Characterization of two Novel TNF Receptor Superfamily Members: Relt and Troy (#10)

Tanu S Arora 1 , Joanne L Casey 1 , Amelia Johnston 1 , John Silke 1 2 , Michael Foley 1
  1. The Co-operative Research Centre for Biomarker Translation, Department of Biochemistry, La Trobe University, Melbourne, Victoria, Australia
  2. Walter and Eliza Hall Institute of Medical Research, Department of Biochemistry, Melbourne, Victoria, Australia
Receptor expressed in lymphoid tissues (RELT) is a type I transmembrane receptor member of the TNF receptor superfamily (TNFRSF) of cytokines. The extracellular domain of RELT is composed of a single, cysteine-rich domain (CRD) possessing significant homology to other members of TNFRSF. RELT is expressed at high levels in haematological tissues and immune cell lines (T cells, B cells and myeloid cell lines). It is also seen to express in abundance in leukaemia and lymphomas. So RELT could be a potential biomarker for autoimmune diseases.

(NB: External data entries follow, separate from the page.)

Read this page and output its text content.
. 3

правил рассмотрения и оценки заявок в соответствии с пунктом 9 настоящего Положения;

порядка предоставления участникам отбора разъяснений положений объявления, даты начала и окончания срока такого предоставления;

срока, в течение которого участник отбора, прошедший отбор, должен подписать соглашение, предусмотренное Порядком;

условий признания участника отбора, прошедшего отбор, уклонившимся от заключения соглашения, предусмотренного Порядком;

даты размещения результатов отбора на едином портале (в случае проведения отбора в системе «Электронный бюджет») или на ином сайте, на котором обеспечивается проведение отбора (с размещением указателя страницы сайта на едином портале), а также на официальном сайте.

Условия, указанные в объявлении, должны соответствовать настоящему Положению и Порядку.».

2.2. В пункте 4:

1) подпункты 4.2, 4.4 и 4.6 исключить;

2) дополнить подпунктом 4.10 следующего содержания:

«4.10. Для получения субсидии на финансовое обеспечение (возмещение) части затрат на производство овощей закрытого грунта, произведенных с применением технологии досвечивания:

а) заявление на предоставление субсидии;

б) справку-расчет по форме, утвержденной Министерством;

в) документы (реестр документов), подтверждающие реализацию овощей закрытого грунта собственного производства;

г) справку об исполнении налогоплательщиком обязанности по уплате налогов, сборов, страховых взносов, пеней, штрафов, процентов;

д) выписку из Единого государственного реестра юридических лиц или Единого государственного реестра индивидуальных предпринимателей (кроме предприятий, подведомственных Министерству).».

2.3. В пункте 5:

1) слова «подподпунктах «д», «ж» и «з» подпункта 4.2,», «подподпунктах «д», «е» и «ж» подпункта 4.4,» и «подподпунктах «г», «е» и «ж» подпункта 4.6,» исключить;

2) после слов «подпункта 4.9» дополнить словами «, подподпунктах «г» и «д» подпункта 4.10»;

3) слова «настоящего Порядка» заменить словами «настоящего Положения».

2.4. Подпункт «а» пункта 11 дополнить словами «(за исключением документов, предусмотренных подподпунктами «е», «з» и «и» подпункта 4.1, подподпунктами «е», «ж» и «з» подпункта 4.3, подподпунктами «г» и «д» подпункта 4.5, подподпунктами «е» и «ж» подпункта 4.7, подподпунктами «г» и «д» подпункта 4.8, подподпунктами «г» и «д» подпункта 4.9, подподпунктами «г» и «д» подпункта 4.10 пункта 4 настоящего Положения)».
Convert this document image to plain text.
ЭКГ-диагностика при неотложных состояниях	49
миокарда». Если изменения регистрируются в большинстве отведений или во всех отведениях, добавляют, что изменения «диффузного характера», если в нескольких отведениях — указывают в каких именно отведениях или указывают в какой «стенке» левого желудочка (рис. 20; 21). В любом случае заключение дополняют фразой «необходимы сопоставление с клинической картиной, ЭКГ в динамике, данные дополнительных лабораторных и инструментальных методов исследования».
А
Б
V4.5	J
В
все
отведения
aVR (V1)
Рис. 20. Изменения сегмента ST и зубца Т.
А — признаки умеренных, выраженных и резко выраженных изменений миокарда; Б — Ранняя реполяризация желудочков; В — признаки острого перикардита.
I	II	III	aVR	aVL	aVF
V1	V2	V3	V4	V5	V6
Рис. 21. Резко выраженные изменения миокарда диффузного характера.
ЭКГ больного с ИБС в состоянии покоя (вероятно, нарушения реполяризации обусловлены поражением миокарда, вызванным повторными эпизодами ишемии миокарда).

Another TNF receptor under investigation is TROY, which is a member of the EDAR (EDA) receptor (EDAR) subfamily. TROY is a type I transmembrane receptor of the TNRSF which has three characteristic cysteine rich domain in an extracellular domain. TROY is widely expressed in skin during embryogenesis but in adults expression is restricted to hair follicles and brain. TROY mRNA exclusively expressed in the epithelium of many tissues, and moderately expressed in the heart, lung, and liver but not the spleen. The mRNA level is strongly upregulated in melanoma (primary and metastatic) but not in normal melanocytes, so it could be a novel melanoma biomarker and potential therapeutic target.

It is not known what ligands exist for the TNF receptors TROY and RELT, and currently there are no publications of any known human or mouse TNF ligands binding to these receptors.

I have identified the binders to TROY and RELT from a human Fab phage-displayed library and iBODY (humanized analogues of shark antibodies) library respectively as an alternative to monoclonal antibody production. The antibody fragments will be further characterised for their interaction with TNF receptors and for their ability to act as agonists or antagonists to TNF receptor signalling in cell based assays. The long term aim is to generate potential lead compounds for use in therapies against diseases where TNF receptors play an important role.